En 1965, fut inaugurée l’une des plus imposantes bâtisses de l’époque en plein cœur de la ville de Ouagadougou, à savoir la maison du Peuple, devenue aujourd’hui un édifice à la fois historique et symbolique servant de repère géographique. Malheureusement, son état de dégradation actuelle exige une réfection profonde.
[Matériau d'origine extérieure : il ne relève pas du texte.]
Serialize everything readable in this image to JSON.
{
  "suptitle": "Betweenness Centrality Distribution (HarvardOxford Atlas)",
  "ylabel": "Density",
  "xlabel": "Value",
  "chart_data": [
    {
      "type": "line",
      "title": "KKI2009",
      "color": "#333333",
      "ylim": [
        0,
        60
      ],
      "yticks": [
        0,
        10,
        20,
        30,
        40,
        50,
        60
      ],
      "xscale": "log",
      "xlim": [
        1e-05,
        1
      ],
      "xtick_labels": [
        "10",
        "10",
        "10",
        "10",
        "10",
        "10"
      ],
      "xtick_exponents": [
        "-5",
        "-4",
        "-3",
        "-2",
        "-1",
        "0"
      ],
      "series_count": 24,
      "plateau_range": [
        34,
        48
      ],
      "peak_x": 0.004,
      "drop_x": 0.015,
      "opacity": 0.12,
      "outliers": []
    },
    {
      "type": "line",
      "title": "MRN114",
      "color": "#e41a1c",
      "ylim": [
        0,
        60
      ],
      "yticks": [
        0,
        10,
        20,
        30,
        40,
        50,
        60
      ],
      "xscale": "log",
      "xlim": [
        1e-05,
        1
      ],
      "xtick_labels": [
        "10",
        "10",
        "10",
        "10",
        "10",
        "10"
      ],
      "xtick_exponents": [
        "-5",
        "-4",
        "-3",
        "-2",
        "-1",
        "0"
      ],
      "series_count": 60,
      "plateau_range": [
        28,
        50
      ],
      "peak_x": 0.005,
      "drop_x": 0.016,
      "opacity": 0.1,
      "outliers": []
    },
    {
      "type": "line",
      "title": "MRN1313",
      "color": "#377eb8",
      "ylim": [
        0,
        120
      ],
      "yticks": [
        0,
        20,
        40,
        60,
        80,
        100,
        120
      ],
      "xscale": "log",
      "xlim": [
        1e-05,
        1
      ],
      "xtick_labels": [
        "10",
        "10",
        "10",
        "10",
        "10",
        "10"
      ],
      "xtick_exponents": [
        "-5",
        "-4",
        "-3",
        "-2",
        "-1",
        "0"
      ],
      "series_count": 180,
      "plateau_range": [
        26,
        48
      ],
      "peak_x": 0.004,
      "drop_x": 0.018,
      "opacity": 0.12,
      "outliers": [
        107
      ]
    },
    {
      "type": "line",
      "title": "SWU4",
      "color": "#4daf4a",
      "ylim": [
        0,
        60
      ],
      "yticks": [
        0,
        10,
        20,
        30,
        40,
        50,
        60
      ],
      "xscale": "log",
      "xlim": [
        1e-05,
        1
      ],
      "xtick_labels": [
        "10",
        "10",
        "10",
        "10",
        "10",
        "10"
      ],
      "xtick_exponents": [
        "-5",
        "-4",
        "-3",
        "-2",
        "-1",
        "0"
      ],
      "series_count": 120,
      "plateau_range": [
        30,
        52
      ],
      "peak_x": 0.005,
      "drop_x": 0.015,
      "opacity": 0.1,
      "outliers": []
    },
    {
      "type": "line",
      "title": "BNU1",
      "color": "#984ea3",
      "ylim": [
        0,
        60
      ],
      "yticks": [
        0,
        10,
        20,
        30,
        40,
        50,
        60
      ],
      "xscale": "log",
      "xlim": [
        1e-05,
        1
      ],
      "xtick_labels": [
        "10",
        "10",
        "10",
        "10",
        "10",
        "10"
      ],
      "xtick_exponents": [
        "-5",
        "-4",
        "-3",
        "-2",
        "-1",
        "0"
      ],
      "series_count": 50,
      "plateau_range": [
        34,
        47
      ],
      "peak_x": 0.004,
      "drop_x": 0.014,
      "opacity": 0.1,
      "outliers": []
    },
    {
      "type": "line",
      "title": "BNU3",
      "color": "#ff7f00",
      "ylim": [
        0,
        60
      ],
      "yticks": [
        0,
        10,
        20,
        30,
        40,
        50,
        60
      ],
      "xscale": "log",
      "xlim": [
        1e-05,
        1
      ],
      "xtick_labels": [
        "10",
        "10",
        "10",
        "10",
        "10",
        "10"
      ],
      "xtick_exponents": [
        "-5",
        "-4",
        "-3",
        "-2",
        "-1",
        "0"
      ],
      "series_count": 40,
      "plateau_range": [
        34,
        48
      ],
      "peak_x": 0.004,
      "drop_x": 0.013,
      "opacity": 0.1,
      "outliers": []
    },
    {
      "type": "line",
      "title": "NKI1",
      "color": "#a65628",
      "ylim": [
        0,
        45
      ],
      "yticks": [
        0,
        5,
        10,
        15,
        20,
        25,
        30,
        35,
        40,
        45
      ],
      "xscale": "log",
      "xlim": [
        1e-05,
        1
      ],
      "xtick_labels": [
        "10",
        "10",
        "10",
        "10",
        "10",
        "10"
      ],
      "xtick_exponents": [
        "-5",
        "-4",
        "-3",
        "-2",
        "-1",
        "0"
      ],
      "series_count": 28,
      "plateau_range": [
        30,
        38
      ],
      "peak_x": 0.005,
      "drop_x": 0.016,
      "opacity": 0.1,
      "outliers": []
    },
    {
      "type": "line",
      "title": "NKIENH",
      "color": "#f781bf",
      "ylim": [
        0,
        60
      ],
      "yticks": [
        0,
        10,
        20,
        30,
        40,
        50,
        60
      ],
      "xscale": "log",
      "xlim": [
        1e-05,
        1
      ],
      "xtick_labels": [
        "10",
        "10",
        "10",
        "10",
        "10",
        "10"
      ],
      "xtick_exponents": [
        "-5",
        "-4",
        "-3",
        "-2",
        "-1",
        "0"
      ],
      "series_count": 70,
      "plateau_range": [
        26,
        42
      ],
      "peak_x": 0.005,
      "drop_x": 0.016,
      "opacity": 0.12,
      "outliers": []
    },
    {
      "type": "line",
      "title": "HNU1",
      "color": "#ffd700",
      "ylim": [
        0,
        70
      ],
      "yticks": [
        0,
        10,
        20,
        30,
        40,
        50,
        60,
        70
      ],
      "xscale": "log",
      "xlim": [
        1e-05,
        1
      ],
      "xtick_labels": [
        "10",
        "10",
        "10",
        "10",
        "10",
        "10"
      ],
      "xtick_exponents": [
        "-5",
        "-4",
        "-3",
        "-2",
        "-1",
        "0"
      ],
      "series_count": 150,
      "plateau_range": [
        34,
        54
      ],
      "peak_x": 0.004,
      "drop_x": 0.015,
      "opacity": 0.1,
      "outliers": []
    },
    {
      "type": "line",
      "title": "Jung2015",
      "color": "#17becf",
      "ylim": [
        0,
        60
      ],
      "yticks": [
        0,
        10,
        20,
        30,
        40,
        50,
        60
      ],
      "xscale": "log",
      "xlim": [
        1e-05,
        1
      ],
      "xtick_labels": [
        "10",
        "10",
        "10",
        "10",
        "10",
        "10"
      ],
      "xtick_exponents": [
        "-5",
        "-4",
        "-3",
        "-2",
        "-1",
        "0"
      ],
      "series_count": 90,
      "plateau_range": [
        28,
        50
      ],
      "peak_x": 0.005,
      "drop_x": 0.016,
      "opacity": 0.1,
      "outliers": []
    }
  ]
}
Retour sur l’histoire du siège du premier parti politique unique devenu un patrimoine national.
Au-delà de sa dimension historique, la maison du Peuple est un bâtiment très sollicité pour l’organisation d’activités politiques (congrès, meetings, réunions) mais aussi culturelles (concerts, festivals, expositions…), selon Rosalie Kaboré, directrice des Equipements sportifs et touristiques, des Loisirs et de la Publicité de la commune de Ouagadougou.
Aujourd’hui, ce lieu présente un état de délabrement et un décor très inquiétants. Des fissures se remarquent sur les bâtiments, les toilettes externes construites depuis plus de 50 ans sont hors d’usage et la toiture, perméable, rend la tenue d’activité dans la salle en période pluvieuse impossible. La peinture dégradée rend la couleur méconnaissable et bien que la maison ait été arrachée au parti au profit de l’Etat depuis plus de 50 ans, on peut encore lire sur le mur « la maison du parti », d’où l’urgence de sa rénovation.
Une urgence que la mairie mesure. A en croire Rosalie Kaboré, une étude sur la réfection a déjà été menée au niveau communal. Actuellement, la mairie est à la phase de mobilisation des ressources pour sauver cette bâtisse devenue plus qu’un symbole de la ville de Ouagadougou.
En rappel, c’est le 18 octobre 1965 que le parti l’Union démocratique voltaïque (UDV), section du Rassemblement démocratique africain (RDA) ,a inauguré le bâtiment qui lui servira de siège dans le centre de Ouagadougou et dont la grandeur était à l’image de ce parti qui se voulait unique au lendemain des indépendances.
Les Ouagavillois découvrent un édifice imposant pouvant contenir 3 000 personnes, un salon d’honneur, deux vastes pavillons, une piste et une cabine technique de retransmission radiophonique, ainsi que des restaurants et bars sur une grande cours qui s’étend sur superficie de 42 000 m². Avec une architecture originale mise en forme par des ingénieurs centrafricains qui ont eu la charge de sa construction, la toiture, coiffée par des persiennes de forme pyramidale, laisse échapper la lumière mais joue aussi un rôle de climatisation naturelle. A l’entrée de l’édifice, deux imposantes statues d’éléphants renvoyant au symbole du RDA et sur le mur l’inscription « Maison du Parti » sont encore visibles aujourd’hui. Mais le parti unique n’aura bénéficié de ce joyau que quelque 5 mois. En effet, le 03 janvier 1966 intervint le soulèvement populaire qui balaya le régime du premier président, Maurice Yaméogo. Les militaires au pouvoir procèdent alors au transfert de l’édifice à l’Etat. Ce, après avoir mené des enquêtes qui indiquent qu’il n’y avait aucune trace de la contribution de l’UDV-RDA à la construction de ce palais.
En juillet 1968, la maison du Parti devient officiellement la maison du Peuple et est érigée par la même occasion en établissement public à gestion autonome. A la faveur de la révolution d’août 1983, elle sera réquisitionnée par les tribunaux populaires pour qu’y soient jugés d’anciens dignitaires et ceux qui avaient des comportements réactionnaires. Finalement, c’est à la commune de Ouagadougou que reviendra sa gestion en 2008.
Les années passent, les régimes se succèdent, et la maison du Peuple se voit changer de nom, de tutelle et d’utilité, qui a évolué de la politique à la culture. Aujourd’hui encore, malgré les stigmates du temps, elle garde une sérénité partielle et continue de se voir défier par des artistes et politiques qui veulent tester leur cote de popularité. C’est le cas de l’artiste ivoirien Tiken Jah Fakoly qui ne dissimile pas sa joie d’avoir fait le plein de cette salle au début de sa carrière musicale. Il en est de même de Black so Man, considéré comme le premier artiste burkinabè à avoir fait le plein de cette salle. S’il est vrai que la maison du Peuple résiste aux effets du temps, sa sérénité reste toutefois éprouvée par des imperfections qui attendent d’être corrigées par les autorités communales, afin de préserver la mémoire historique de la ville mais aussi d’offrir au monde culturel et aux autres acteurs une salle digne de ce nom.